Derartige Erwägungen könnten zur Bereitschaft Washingtons, den Atomstreit jetzt doch noch einer diplomatischen Lösung zuzuführen, beigetragen haben. Schon im Herbst vergangenen Jahres jedenfalls hatte Thomas Friedman in der New York Times, gemutmaßt, die USA würden versuchen "mit Präsident Wladimir Putin aus Russland und dem iranischen obersten Führer Ayatollah Ali Khamenei exakt dasselbe anzustellen, was die Amerikaner und Saudis einst den Führern der Sowjetunion antaten: Sie ins Grab zu pumpen - sie zu ruinieren, indem der Ölpreis unter das Niveau fällt, das beide Länder zur Finanzierung ihrer Haushalte benötigen." Und Ian Bremmer, Präsident der Eurasia Group, einer US-Beratungsfirma, erklärte im Juli gegenüber der Zeitschrift The National Interest: "Russland, das die Hälfte seiner Regierungseinnahmen aus Energieexporten bezieht, wird durch die niedrigen Preise geschwächt werden."

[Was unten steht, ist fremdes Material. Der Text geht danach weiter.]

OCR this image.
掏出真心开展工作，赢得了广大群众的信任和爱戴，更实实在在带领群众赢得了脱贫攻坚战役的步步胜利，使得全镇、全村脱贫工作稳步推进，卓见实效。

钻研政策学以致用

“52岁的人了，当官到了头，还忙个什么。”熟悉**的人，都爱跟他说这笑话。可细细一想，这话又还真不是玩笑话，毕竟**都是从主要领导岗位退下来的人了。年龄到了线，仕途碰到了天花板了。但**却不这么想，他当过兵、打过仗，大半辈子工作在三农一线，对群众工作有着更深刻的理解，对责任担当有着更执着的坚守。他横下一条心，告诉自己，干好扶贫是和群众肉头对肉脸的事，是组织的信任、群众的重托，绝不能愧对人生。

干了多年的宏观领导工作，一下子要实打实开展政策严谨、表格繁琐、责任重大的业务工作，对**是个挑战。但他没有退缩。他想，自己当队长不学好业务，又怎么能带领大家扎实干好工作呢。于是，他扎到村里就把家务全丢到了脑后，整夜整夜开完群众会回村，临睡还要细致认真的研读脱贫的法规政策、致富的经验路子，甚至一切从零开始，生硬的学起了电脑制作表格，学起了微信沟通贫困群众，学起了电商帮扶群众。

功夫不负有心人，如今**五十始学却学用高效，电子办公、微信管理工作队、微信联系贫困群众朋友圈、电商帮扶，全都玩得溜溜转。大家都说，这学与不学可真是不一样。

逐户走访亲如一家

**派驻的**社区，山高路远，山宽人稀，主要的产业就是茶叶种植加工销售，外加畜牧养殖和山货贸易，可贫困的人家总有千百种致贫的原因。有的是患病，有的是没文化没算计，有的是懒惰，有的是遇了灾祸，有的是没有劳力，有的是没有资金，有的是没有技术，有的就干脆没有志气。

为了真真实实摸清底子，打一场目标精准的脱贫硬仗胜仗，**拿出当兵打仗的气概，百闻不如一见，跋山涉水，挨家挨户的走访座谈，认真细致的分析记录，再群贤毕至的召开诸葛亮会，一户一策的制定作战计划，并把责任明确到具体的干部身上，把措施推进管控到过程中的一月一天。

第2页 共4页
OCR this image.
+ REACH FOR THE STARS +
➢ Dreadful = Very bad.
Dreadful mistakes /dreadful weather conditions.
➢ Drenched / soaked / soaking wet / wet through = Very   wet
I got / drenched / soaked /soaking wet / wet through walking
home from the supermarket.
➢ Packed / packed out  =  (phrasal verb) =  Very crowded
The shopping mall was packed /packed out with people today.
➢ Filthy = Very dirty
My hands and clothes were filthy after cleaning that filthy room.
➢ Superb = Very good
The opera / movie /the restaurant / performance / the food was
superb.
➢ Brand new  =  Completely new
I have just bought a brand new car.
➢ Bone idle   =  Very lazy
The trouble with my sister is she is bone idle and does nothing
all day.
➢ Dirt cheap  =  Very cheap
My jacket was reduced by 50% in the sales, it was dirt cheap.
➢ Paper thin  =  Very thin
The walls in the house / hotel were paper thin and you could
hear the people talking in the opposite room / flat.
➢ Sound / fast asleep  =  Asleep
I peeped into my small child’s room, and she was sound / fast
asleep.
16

Es ist natürlich davon auszugehen, dass man in Moskau nicht unbedingt die New York Times lesen muss, um ein derartiges Kalkül in Rechnung zu stellen. Doch offenbar wogen andere russische Interessen im Hinblick auf das Atom-Abkommen schwerer - zuvorderst die Verhinderung eines weiteren (islamischen) Nuklearstaates im Süden Russlands und der Ausbau privilegierter, auch wirtschaftlicher und militärischer Beziehungen zu Iran als Macht mit regionalem Führungsanspruch, nicht zuletzt gegenüber Saudi-Arabien, dem Hauptverbündeten der USA im Mittleren Osten. Russlands Präsident Putin hatte im Übrigen bereits im April die vor fünf Jahren auf Eis gelegte Lieferung modernster weitreichender russischer Luftabwehrsysteme vom Typ S-300 an den Iran wieder frei gegeben und inzwischen verlautbarte, dass erste Boden-Luft-Raketen noch 2015 übergeben werden sollen. Das ist zugleich ein Signal an alle, die künftig Luftschläge gegen Teheran in Erwägung ziehen, wenn man auch nicht gleich ganz so weit gehen sollte wie die Website sputniknews der staatlichen russischen Nachrichtenagentur Rossiya Segodnya, die eine US-Online-Zeit ung zitierte, um mitzuteilen, "die Lieferung von Flugabwehr-Raketensystemen S-300 an den Iran wird US-Luftangriffe auf iranische Atomanlagen fast unmöglich machen".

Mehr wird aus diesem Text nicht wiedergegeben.